Signs and Symptoms of Upper Crossed Syndrome
The first and most obvious sign of upper crossed syndrome (named by Vladimir Janda) is the characteristic postural dysfunction of protracted scapulae, medially (internally) rotated humeri, hyperkyphotic (overly flexed) upper thoracic spine, and a protracted (anteriorly held) head. Upon palpation, the following muscles will most likely be found to be tight: pectoralis major and minor, subscapularis, upper trapezius, levator scapulae, and sternocleidomastoid (SCM). And the client/patient will feel restriction of the following motions: retraction of the scapulae, lateral (external) rotation of the arms, extension of the upper thoracic spine, and retraction of the head. Efficiency of breathing will also become compromised because the postural collapse forward into thoracic flexion makes it more difficult to open the thoracic cavity and fill the lungs with air. This can be easily experienced. Assume the upper crossed syndrome posture and attempt to take in a deep breath.
Although pain is not necessarily a part of this condition, when this condition has existed for a long time, the client/patient does often experience upper back and neck pain, both due to the tightness of the upper trapezius and levator scapulae, and due to the accompanying imbalanced posture of the head that places increased stress on all the posterior extensor musculature of the cervical-cranial-thoracic region. If left unresolved for a long period of time, tension headaches also commonly accompany this condition.

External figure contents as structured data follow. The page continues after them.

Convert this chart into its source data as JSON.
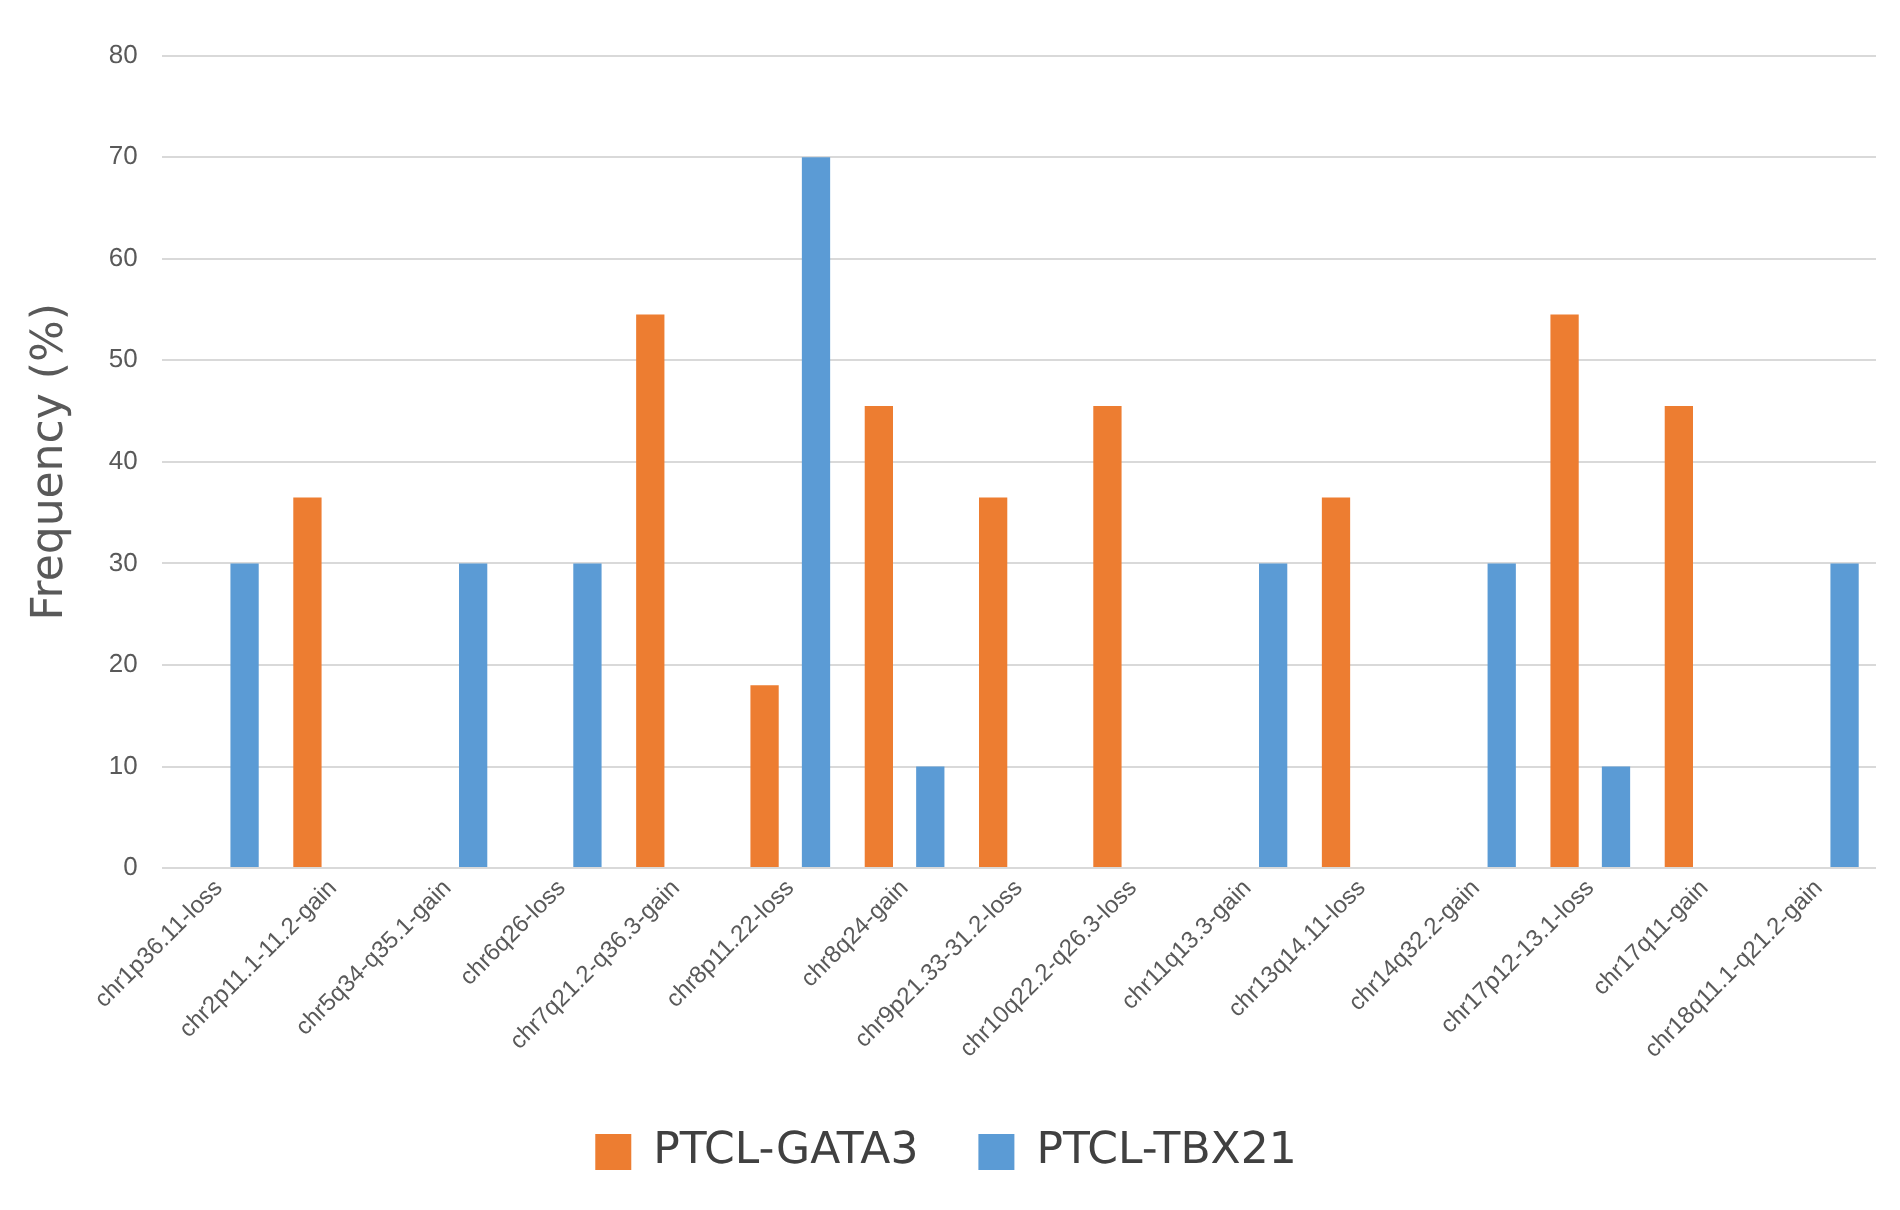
{
  "chart_data": {
    "type": "bar",
    "ylabel": "Frequency (%)",
    "categories": [
      "chr1p36.11-loss",
      "chr2p11.1-11.2-gain",
      "chr5q34-q35.1-gain",
      "chr6q26-loss",
      "chr7q21.2-q36.3-gain",
      "chr8p11.22-loss",
      "chr8q24-gain",
      "chr9p21.33-31.2-loss",
      "chr10q22.2-q26.3-loss",
      "chr11q13.3-gain",
      "chr13q14.11-loss",
      "chr14q32.2-gain",
      "chr17p12-13.1-loss",
      "chr17q11-gain",
      "chr18q11.1-q21.2-gain"
    ],
    "series": [
      {
        "name": "PTCL-GATA3",
        "color": "#ed7d31",
        "values": [
          0,
          36.5,
          0,
          0,
          54.5,
          18,
          45.5,
          36.5,
          45.5,
          0,
          36.5,
          0,
          54.5,
          45.5,
          0
        ]
      },
      {
        "name": "PTCL-TBX21",
        "color": "#5b9bd5",
        "values": [
          30,
          0,
          30,
          30,
          0,
          70,
          10,
          0,
          0,
          30,
          0,
          30,
          10,
          0,
          30
        ]
      }
    ],
    "ylim": [
      0,
      80
    ],
    "yticks": [
      0,
      10,
      20,
      30,
      40,
      50,
      60,
      70,
      80
    ],
    "grid": "y",
    "legend": "bottom"
  }
}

Assessment/ Diagnosis of Upper Crossed Syndrome
Assessment/diagnosis of upper crossed syndrome follows from the signs and symptoms of this condition. The most important assessment tool is static postural assessment, which will reveal the characteristic protracted scapulae, medially rotated humeri, hyperkyphotic upper thoracic spine, and an anterior head posture (hypolordotic lower cervical spine and a hyperlordotic upper cervical spine). Upon palpatory examination, tightness and the likely presence of myofascial trigger points (TrPs) will be found in the overly facilitated muscles listed above. As stated earlier, tightness (and often TrPs) are also commonly found in the pulled-long overly inhibited muscles as well. And, due to the associated anterior head posture, it is also common for myofascial trigger points to be found in the other posterior extensor musculature of the neck and head. Verbal history will likely reveal chronic “rounded” posture of the upper body, often due to work or other habits.
Upper crossed syndrome is a dysfunctional postural condition of the musculoskeletal system, so no further medical diagnosis/assessment is needed. However, if X-Rays are done, not only will the altered posture of the cervicothoracic spine be easily visualized on the lateral view, but the anterior wedging of the upper thoracic vertebral bodies will often also be visible in client/patients who have had this condition for many years.
Differential Diagnosis/Assessment of Upper Crossed Syndrome
Diagnosis/assessment of upper crossed syndrome is straightforward and simple; therefore no differential diagnosis/assessment is necessary. If the client/patient has the characteristic upper crossed posture, upper crossed syndrome can be assessed with confidence. However, this does not mean that the client/patient does not have the presence of additional conditions that should be assessed. The presence of any musculoskeletal condition, especially such a pervasive postural dysfunctional pattern like upper crossed syndrome that affects the entire upper body, often necessitates compensation patterns that can then create other conditions.